Шрифт:
Интервал:
Закладка:
При этих словах невольника, шейх внезапно закрыл лицо руками. В зале поднялся ропот негодования. «Как!» — кричали друзья шейха, — «молодой человек совсем сумасшедший. Он только растравляет своим рассказом раны Али-Бану. Как ему не стыдно раздувать горе господина, вместо того, чтоб постараться утешить его?» Смотритель над невольниками гневно подошел к юноше и приказал ему замолчать. Молодой человек с удивлением осмотрел всех и спросил шейха, чем имел он неосторожность огорчить своего господина? Шейх выпрямился при этих словах и сказал, обращаясь к друзьям. «Оставьте, друзья! Как может юноша знать о моем горе, когда он не более суток под этою кровлею? Разве не может быть другого такого же происшествия? При грубости франков всего можно ожидать. Да, наконец, может быть, тот Альмансор… но рассказывай, рассказывай дальше, юный друг!» Молодой невольник низко поклонился и продолжал:
— «И так Альмансор был отведен во французский лагерь. В общем ему там было хорошо; один из начальников взял его в свою палатку и любил разговаривать с ним через переводчика; он заботился также, чтоб мальчик не терпел недостатка в пище и одежде. Но тоска о родителях отравляла жизнь мальчика. Он плакал, не осушая глаз, но его слезы не трогали этих жестоких людей. Наконец, лагерь снялся и Альмансор надеялся, что его отпустят, но не тут-то было. Отряд двигался то туда, то сюда, вел войну с мамелюками и всюду таскал за собою Альмансора. На все просьбы и мольбы ему отвечали, что он взят залогом верности отца и должен оставаться в лагере. Так продолжалось довольно долго.

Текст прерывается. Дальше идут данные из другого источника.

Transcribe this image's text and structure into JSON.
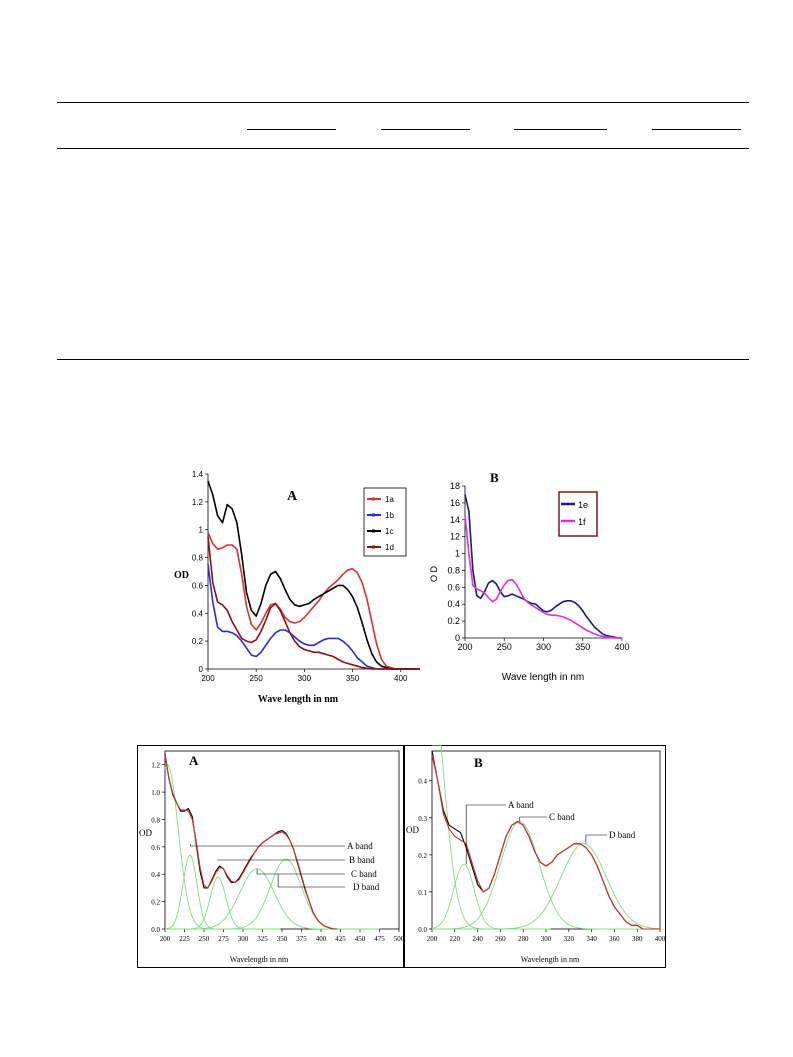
{
  "table": {
    "headers": [],
    "rows": []
  },
  "chart_data": [
    {
      "type": "line",
      "panel_label": "A",
      "xlabel": "Wave length in nm",
      "ylabel": "OD",
      "xlim": [
        200,
        420
      ],
      "ylim": [
        0,
        1.4
      ],
      "xticks": [
        200,
        250,
        300,
        350,
        400
      ],
      "yticks": [
        0,
        0.2,
        0.4,
        0.6,
        0.8,
        1,
        1.2,
        1.4
      ],
      "grid": false,
      "legend_position": "top-right",
      "series": [
        {
          "name": "1a",
          "color": "#e03030",
          "x": [
            200,
            205,
            210,
            215,
            220,
            225,
            230,
            235,
            240,
            245,
            250,
            255,
            260,
            265,
            270,
            275,
            280,
            285,
            290,
            295,
            300,
            305,
            310,
            315,
            320,
            325,
            330,
            335,
            340,
            345,
            350,
            355,
            360,
            365,
            370,
            375,
            380,
            385,
            390,
            395,
            400,
            410,
            420
          ],
          "y": [
            0.98,
            0.9,
            0.86,
            0.87,
            0.89,
            0.89,
            0.86,
            0.68,
            0.45,
            0.32,
            0.28,
            0.33,
            0.4,
            0.46,
            0.47,
            0.43,
            0.37,
            0.34,
            0.33,
            0.34,
            0.37,
            0.41,
            0.45,
            0.49,
            0.54,
            0.58,
            0.61,
            0.64,
            0.68,
            0.71,
            0.72,
            0.69,
            0.62,
            0.5,
            0.34,
            0.18,
            0.07,
            0.02,
            0.01,
            0,
            0,
            0,
            0
          ]
        },
        {
          "name": "1b",
          "color": "#2a2ae0",
          "x": [
            200,
            205,
            210,
            215,
            220,
            225,
            230,
            235,
            240,
            245,
            250,
            255,
            260,
            265,
            270,
            275,
            280,
            285,
            290,
            295,
            300,
            305,
            310,
            315,
            320,
            325,
            330,
            335,
            340,
            345,
            350,
            355,
            360,
            365,
            370,
            375,
            380,
            390,
            400,
            420
          ],
          "y": [
            0.75,
            0.48,
            0.3,
            0.27,
            0.27,
            0.26,
            0.24,
            0.2,
            0.15,
            0.1,
            0.09,
            0.12,
            0.17,
            0.22,
            0.26,
            0.28,
            0.28,
            0.26,
            0.23,
            0.2,
            0.18,
            0.17,
            0.17,
            0.19,
            0.21,
            0.22,
            0.22,
            0.22,
            0.2,
            0.17,
            0.13,
            0.08,
            0.05,
            0.02,
            0.01,
            0,
            0,
            0,
            0,
            0
          ]
        },
        {
          "name": "1c",
          "color": "#000000",
          "x": [
            200,
            205,
            210,
            215,
            220,
            225,
            230,
            235,
            240,
            245,
            250,
            255,
            260,
            265,
            270,
            275,
            280,
            285,
            290,
            295,
            300,
            305,
            310,
            315,
            320,
            325,
            330,
            335,
            340,
            345,
            350,
            355,
            360,
            365,
            370,
            375,
            380,
            385,
            390,
            395,
            400,
            410,
            420
          ],
          "y": [
            1.35,
            1.25,
            1.1,
            1.05,
            1.18,
            1.15,
            1.05,
            0.82,
            0.55,
            0.42,
            0.38,
            0.47,
            0.6,
            0.68,
            0.7,
            0.65,
            0.57,
            0.5,
            0.46,
            0.45,
            0.46,
            0.47,
            0.5,
            0.52,
            0.54,
            0.56,
            0.58,
            0.6,
            0.6,
            0.57,
            0.52,
            0.44,
            0.33,
            0.21,
            0.11,
            0.05,
            0.02,
            0.01,
            0,
            0,
            0,
            0,
            0
          ]
        },
        {
          "name": "1d",
          "color": "#8b1010",
          "x": [
            200,
            205,
            210,
            215,
            220,
            225,
            230,
            235,
            240,
            245,
            250,
            255,
            260,
            265,
            270,
            275,
            280,
            285,
            290,
            295,
            300,
            305,
            310,
            315,
            320,
            325,
            330,
            335,
            340,
            345,
            350,
            355,
            360,
            370,
            380,
            400,
            420
          ],
          "y": [
            0.95,
            0.62,
            0.48,
            0.46,
            0.42,
            0.34,
            0.28,
            0.22,
            0.2,
            0.19,
            0.21,
            0.27,
            0.35,
            0.44,
            0.47,
            0.42,
            0.34,
            0.26,
            0.2,
            0.16,
            0.14,
            0.13,
            0.12,
            0.12,
            0.11,
            0.1,
            0.09,
            0.07,
            0.05,
            0.04,
            0.03,
            0.02,
            0.01,
            0,
            0,
            0,
            0
          ]
        }
      ]
    },
    {
      "type": "line",
      "panel_label": "B",
      "xlabel": "Wave length in nm",
      "ylabel": "O D",
      "xlim": [
        200,
        400
      ],
      "ylim": [
        0,
        18
      ],
      "xticks": [
        200,
        250,
        300,
        350,
        400
      ],
      "yticks": [
        0,
        0.2,
        0.4,
        0.6,
        0.8,
        1,
        12,
        14,
        16,
        18
      ],
      "yticklabels": [
        "0",
        "0.2",
        "0.4",
        "0.6",
        "0.8",
        "1",
        "12",
        "14",
        "16",
        "18"
      ],
      "grid": false,
      "legend_position": "top-right",
      "series": [
        {
          "name": "1e",
          "color": "#1c1c78",
          "x": [
            200,
            205,
            210,
            215,
            220,
            225,
            230,
            235,
            240,
            245,
            250,
            255,
            260,
            265,
            270,
            275,
            280,
            285,
            290,
            295,
            300,
            305,
            310,
            315,
            320,
            325,
            330,
            335,
            340,
            345,
            350,
            355,
            360,
            365,
            370,
            375,
            380,
            385,
            390,
            395,
            400
          ],
          "y": [
            1.7,
            1.5,
            0.8,
            0.5,
            0.47,
            0.55,
            0.65,
            0.68,
            0.64,
            0.55,
            0.49,
            0.5,
            0.52,
            0.5,
            0.48,
            0.46,
            0.43,
            0.41,
            0.4,
            0.36,
            0.32,
            0.31,
            0.33,
            0.37,
            0.4,
            0.43,
            0.44,
            0.44,
            0.42,
            0.38,
            0.32,
            0.25,
            0.19,
            0.13,
            0.09,
            0.05,
            0.03,
            0.02,
            0.01,
            0,
            0
          ]
        },
        {
          "name": "1f",
          "color": "#e22de6",
          "x": [
            200,
            205,
            210,
            215,
            220,
            225,
            230,
            235,
            240,
            245,
            250,
            255,
            260,
            265,
            270,
            275,
            280,
            285,
            290,
            295,
            300,
            305,
            310,
            315,
            320,
            325,
            330,
            335,
            340,
            345,
            350,
            355,
            360,
            365,
            370,
            375,
            380,
            385,
            390,
            395,
            400
          ],
          "y": [
            1.45,
            1.0,
            0.62,
            0.58,
            0.56,
            0.53,
            0.48,
            0.43,
            0.46,
            0.55,
            0.63,
            0.68,
            0.69,
            0.64,
            0.56,
            0.47,
            0.42,
            0.39,
            0.36,
            0.33,
            0.3,
            0.28,
            0.27,
            0.27,
            0.26,
            0.25,
            0.23,
            0.21,
            0.18,
            0.15,
            0.12,
            0.09,
            0.07,
            0.05,
            0.03,
            0.02,
            0.01,
            0.01,
            0,
            0,
            0
          ]
        }
      ]
    },
    {
      "type": "line",
      "panel_label": "A",
      "xlabel": "Wavelength in nm",
      "ylabel": "OD",
      "xlim": [
        200,
        500
      ],
      "ylim": [
        0,
        1.3
      ],
      "xticks": [
        200,
        225,
        250,
        275,
        300,
        325,
        350,
        375,
        400,
        425,
        450,
        475,
        500
      ],
      "xticklabels": [
        "200",
        "225",
        "250",
        "275",
        "300",
        "325",
        "350",
        "375",
        "400",
        "425",
        "450",
        "475",
        "500"
      ],
      "yticks": [
        0,
        0.2,
        0.4,
        0.6,
        0.8,
        1.0,
        1.2
      ],
      "yticklabels": [
        "0.0",
        "0.2",
        "0.4",
        "0.6",
        "0.8",
        "1.0",
        "1.2"
      ],
      "grid": false,
      "annotations": [
        "A band",
        "B band",
        "C band",
        "D band"
      ],
      "series": [
        {
          "color": "#000000",
          "x": [
            200,
            205,
            210,
            215,
            220,
            225,
            230,
            235,
            240,
            245,
            250,
            255,
            260,
            265,
            270,
            275,
            280,
            285,
            290,
            295,
            300,
            305,
            310,
            315,
            320,
            325,
            330,
            335,
            340,
            345,
            350,
            355,
            360,
            365,
            370,
            375,
            380,
            385,
            390,
            395,
            400,
            405,
            410,
            415,
            420
          ],
          "y": [
            1.28,
            1.1,
            0.98,
            0.92,
            0.86,
            0.86,
            0.88,
            0.82,
            0.62,
            0.42,
            0.3,
            0.3,
            0.36,
            0.42,
            0.46,
            0.44,
            0.38,
            0.34,
            0.34,
            0.37,
            0.42,
            0.47,
            0.52,
            0.56,
            0.6,
            0.63,
            0.65,
            0.67,
            0.69,
            0.71,
            0.72,
            0.7,
            0.65,
            0.58,
            0.48,
            0.38,
            0.28,
            0.2,
            0.12,
            0.07,
            0.04,
            0.02,
            0.01,
            0,
            0
          ]
        },
        {
          "color": "#d03030",
          "x": [
            200,
            205,
            210,
            215,
            220,
            225,
            230,
            235,
            240,
            245,
            250,
            255,
            260,
            265,
            270,
            275,
            280,
            285,
            290,
            295,
            300,
            305,
            310,
            315,
            320,
            325,
            330,
            335,
            340,
            345,
            350,
            355,
            360,
            365,
            370,
            375,
            380,
            385,
            390,
            395,
            400,
            405,
            410,
            415,
            420
          ],
          "y": [
            1.27,
            1.1,
            0.99,
            0.92,
            0.87,
            0.87,
            0.86,
            0.8,
            0.64,
            0.45,
            0.32,
            0.3,
            0.35,
            0.41,
            0.45,
            0.44,
            0.39,
            0.35,
            0.34,
            0.36,
            0.41,
            0.46,
            0.51,
            0.56,
            0.6,
            0.63,
            0.65,
            0.67,
            0.69,
            0.7,
            0.71,
            0.69,
            0.65,
            0.58,
            0.49,
            0.39,
            0.29,
            0.2,
            0.12,
            0.07,
            0.04,
            0.02,
            0.01,
            0,
            0
          ]
        }
      ],
      "bands": [
        {
          "center": 203,
          "amp": 1.2,
          "sigma": 14
        },
        {
          "center": 232,
          "amp": 0.54,
          "sigma": 9
        },
        {
          "center": 268,
          "amp": 0.38,
          "sigma": 10
        },
        {
          "center": 318,
          "amp": 0.44,
          "sigma": 22
        },
        {
          "center": 355,
          "amp": 0.51,
          "sigma": 20
        }
      ],
      "band_color": "#7ce07c"
    },
    {
      "type": "line",
      "panel_label": "B",
      "xlabel": "Wavelength in nm",
      "ylabel": "OD",
      "xlim": [
        200,
        400
      ],
      "ylim": [
        0,
        0.48
      ],
      "xticks": [
        200,
        220,
        240,
        260,
        280,
        300,
        320,
        340,
        360,
        380,
        400
      ],
      "xticklabels": [
        "200",
        "220",
        "240",
        "260",
        "280",
        "300",
        "320",
        "340",
        "360",
        "380",
        "400"
      ],
      "yticks": [
        0,
        0.1,
        0.2,
        0.3,
        0.4
      ],
      "yticklabels": [
        "0.0",
        "0.1",
        "0.2",
        "0.3",
        "0.4"
      ],
      "grid": false,
      "annotations": [
        "A band",
        "C band",
        "D band"
      ],
      "series": [
        {
          "color": "#000000",
          "x": [
            200,
            205,
            210,
            215,
            220,
            225,
            230,
            235,
            240,
            245,
            250,
            255,
            260,
            265,
            270,
            275,
            280,
            285,
            290,
            295,
            300,
            305,
            310,
            315,
            320,
            325,
            330,
            335,
            340,
            345,
            350,
            355,
            360,
            365,
            370,
            375,
            380,
            385,
            390,
            395,
            400
          ],
          "y": [
            0.48,
            0.4,
            0.32,
            0.28,
            0.27,
            0.26,
            0.22,
            0.17,
            0.12,
            0.1,
            0.11,
            0.15,
            0.2,
            0.25,
            0.28,
            0.29,
            0.28,
            0.25,
            0.21,
            0.18,
            0.17,
            0.18,
            0.2,
            0.21,
            0.22,
            0.23,
            0.23,
            0.22,
            0.2,
            0.17,
            0.13,
            0.09,
            0.06,
            0.04,
            0.02,
            0.01,
            0.01,
            0,
            0,
            0,
            0
          ]
        },
        {
          "color": "#d03030",
          "x": [
            200,
            205,
            210,
            215,
            220,
            225,
            230,
            235,
            240,
            245,
            250,
            255,
            260,
            265,
            270,
            275,
            280,
            285,
            290,
            295,
            300,
            305,
            310,
            315,
            320,
            325,
            330,
            335,
            340,
            345,
            350,
            355,
            360,
            365,
            370,
            375,
            380,
            385,
            390,
            395,
            400
          ],
          "y": [
            0.47,
            0.4,
            0.31,
            0.27,
            0.25,
            0.24,
            0.23,
            0.18,
            0.13,
            0.1,
            0.11,
            0.15,
            0.2,
            0.25,
            0.28,
            0.29,
            0.28,
            0.25,
            0.21,
            0.18,
            0.17,
            0.18,
            0.2,
            0.21,
            0.22,
            0.23,
            0.23,
            0.22,
            0.2,
            0.17,
            0.13,
            0.09,
            0.06,
            0.04,
            0.02,
            0.01,
            0.01,
            0,
            0,
            0,
            0
          ]
        }
      ],
      "bands": [
        {
          "center": 198,
          "amp": 0.7,
          "sigma": 12
        },
        {
          "center": 228,
          "amp": 0.175,
          "sigma": 9
        },
        {
          "center": 277,
          "amp": 0.29,
          "sigma": 17
        },
        {
          "center": 333,
          "amp": 0.23,
          "sigma": 20
        }
      ],
      "band_color": "#7ce07c"
    }
  ]
}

Раз произошло какое-то движете в войске; говорили об укладке, о сборах к отъезду, о нагрузке. Альмансор был вне себя от радости. Теперь, думалось ему, его отпустят на свободу. Вот кони и повозки потянулись к берегу, уже в отдалении виднелись корабли, стоявшие на якоре. Войска стали садиться на корабль; настала ночь, а еще большая часть оставалась на берегу. Альмансор решил не спать, так как ежеминутно ждал приказа освободить его, но, наконец, не мог преодолеть дремоты и крепко заснул. Он подозревает, что франки подсыпали ему чего-нибудь в питье. Когда он проснулся, солнце ярко светило в маленькой комнатке, которой он еще никогда не видал. Он соскочил с кровати. Пол как-то странно колыхался под его ногами; все казалось шаталось и кружилось вокруг. Придерживаясь за стенку, он выбрался за дверь.

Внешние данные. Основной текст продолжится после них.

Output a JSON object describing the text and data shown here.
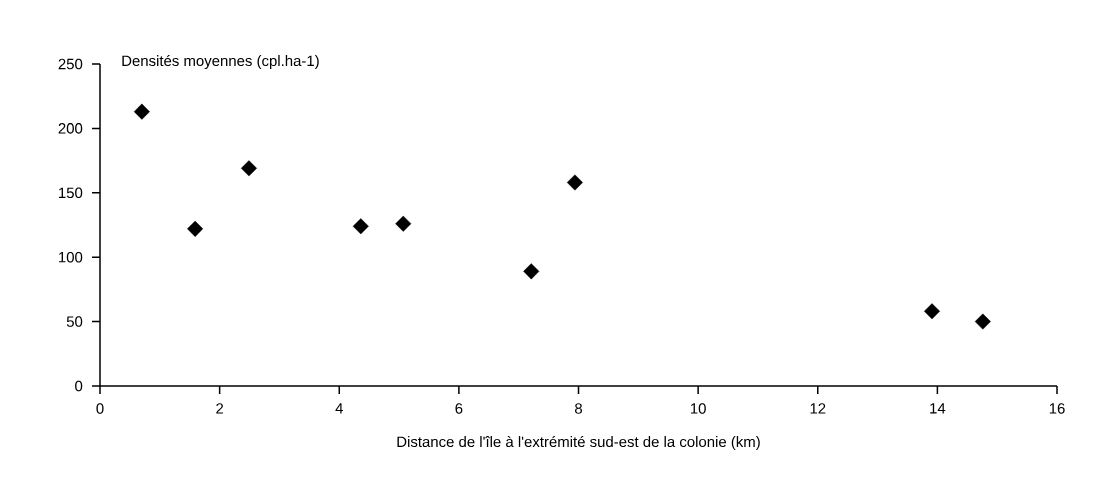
{
  "chart_data": {
    "type": "scatter",
    "xlabel": "Distance de l'île à l'extrémité sud-est de la colonie (km)",
    "ylabel": "Densités moyennes (cpl.ha-1)",
    "x": [
      0.7,
      1.59,
      2.49,
      4.36,
      5.07,
      7.21,
      7.94,
      13.91,
      14.76
    ],
    "values": [
      213,
      122,
      169,
      124,
      126,
      89,
      158,
      58,
      50
    ],
    "color": "#000000",
    "marker": "diamond",
    "xlim": [
      0,
      16
    ],
    "ylim": [
      0,
      250
    ],
    "xticks": [
      0,
      2,
      4,
      6,
      8,
      10,
      12,
      14,
      16
    ],
    "yticks": [
      0,
      50,
      100,
      150,
      200,
      250
    ]
  }
}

Странное жужжание и шум раздавались вкруг него. Он не знал, спит ли он или наяву; никогда ничего подобного он не видал и не слышал. Вот он добрался до маленькой лестницы, с трудом поднялся по ней и, о, ужас! Над ним небо, вокруг одна вода: он был на корабле! Он неистово зарыдал, требовал, чтобы ехали назад, пробовал броситься в воду, чтоб доплыть до родины. Но его крепко держали и повели к начальнику. Тот ласково заговорил с ним, обещал, если он успокоится, вернуть его в скором времени на родину; говорил, что последнее время невозможно было доставить его к отцу, а бросить одного на берегу было бы слишком жестоко, так как они были слишком далеко от его родного города.
Нечего и говорить, что франки слова не сдержали; корабль долго еще плыл по морю, а когда пристал к берегу, то, конечно, не к берегам Египта, а к берегам Франкистана. Альмансор во время путешествия, да еще раньше в лагере франков, научился понимать их язык и это очень пригодилось ему теперь, когда никто не понимал его родного наречия. Его долго вели по стране и много народа стекалось смотреть на него. Спутники Альмансора всюду говорили, что это сын египетского султана, посланный к ним для образования. Солдаты нарочно так говорили, чтобы народ думал, что Египет покорен и с ним заключен прочный мир. Наконец, добрались до большого города, цели путешествия, и там Альмансора сдали какому-то врачу, который взялся обучить его нравам и обычаям страны.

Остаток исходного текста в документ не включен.